Invasion mode was intended to introduce multiplayer elements into the game’s single-player campaign, with players able to invade other people’s games in the story, and try to take them out as demons.

The mode was revealed when Doom Eternal was first announced back at E3 2018, with id Software confirming a couple months later that it was coming at the expense of the niche SnapMap level creation feature from 2016’s Doom. Similarly, the straight up PvP deathmatches of Doom 2016 were replaced by the asymmetrical Battlemode, with player-controlled demons facing off against a Doom Marine player.

However, when Doom Eternal’s original release was pushed back to March 2020, Invasion was bumped from being a launch feature to a post-launch feature.
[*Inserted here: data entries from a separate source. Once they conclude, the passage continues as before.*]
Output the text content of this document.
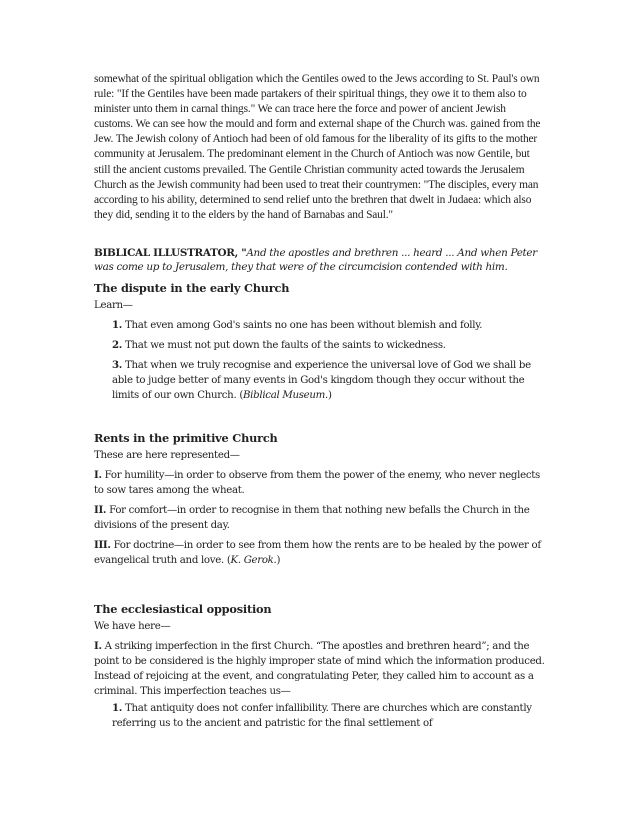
somewhat of the spiritual obligation which the Gentiles owed to the Jews according to St. Paul's own rule: "If the Gentiles have been made partakers of their spiritual things, they owe it to them also to minister unto them in carnal things." We can trace here the force and power of ancient Jewish customs. We can see how the mould and form and external shape of the Church was. gained from the Jew. The Jewish colony of Antioch had been of old famous for the liberality of its gifts to the mother community at Jerusalem. The predominant element in the Church of Antioch was now Gentile, but still the ancient customs prevailed. The Gentile Christian community acted towards the Jerusalem Church as the Jewish community had been used to treat their countrymen: "The disciples, every man according to his ability, determined to send relief unto the brethren that dwelt in Judaea: which also they did, sending it to the elders by the hand of Barnabas and Saul."

BIBLICAL ILLUSTRATOR, "And the apostles and brethren ... heard ... And when Peter was come up to Jerusalem, they that were of the circumcision contended with him.

The dispute in the early Church

Learn—

1. That even among God's saints no one has been without blemish and folly.

2. That we must not put down the faults of the saints to wickedness.

3. That when we truly recognise and experience the universal love of God we shall be able to judge better of many events in God's kingdom though they occur without the limits of our own Church. (Biblical Museum.)

Rents in the primitive Church

These are here represented—

I. For humility—in order to observe from them the power of the enemy, who never neglects to sow tares among the wheat.

II. For comfort—in order to recognise in them that nothing new befalls the Church in the divisions of the present day.

III. For doctrine—in order to see from them how the rents are to be healed by the power of evangelical truth and love. (K. Gerok.)

The ecclesiastical opposition

We have here—

I. A striking imperfection in the first Church. “The apostles and brethren heard”; and the point to be considered is the highly improper state of mind which the information produced. Instead of rejoicing at the event, and congratulating Peter, they called him to account as a criminal. This imperfection teaches us—

1. That antiquity does not confer infallibility. There are churches which are constantly referring us to the ancient and patristic for the final settlement of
Now, well over a year later, id Software has moved on from the mode. It makes a huge amount of sense, to be honest, as the number of people playing through the single player right now will be much smaller than it was at the game’s original launch. That doesn’t mean it isn’t a shame that id hasn’t delivered on what they promised.

However, that doesn’t detract from what id Software has delivered. There have been two major story expansions – The Ancient Gods Part One and The Ancient Gods Part Two – which brought the Doom Slayer’s story to a conclusion. They have also added a number of new maps to Battlemode, with a new map and a number of new features set to be revealed at QuakeCon in August. Lastly, there has been the free upgrade to the game on PlayStation 5 and Xbox Series X|S, adding new performance modes and visual settings including full ray-traced reflections – ray tracing has also been added to the game on PC.

We awarded a stunning 10/10 in our Doom Eternal review, with Miguel saying:

“Doom Eternal doesn’t just set the bar, it breaks it. Many of the best games of the FPS genre do what has already been done, and can do it really, really well, but Doom Eternal does what no other game has done before, crafting a fast-paced power fantasy that sets your brain cells on fire. It’s an addictive exploration of the mythic Doomslayer character that delivers hours of blood-drenched fun, dozens of memorable collectibles, and a fan-pleasing story book-ended with gorgeous worlds and unforgettable music. Doom Eternal is a ripping, tearing masterpiece.”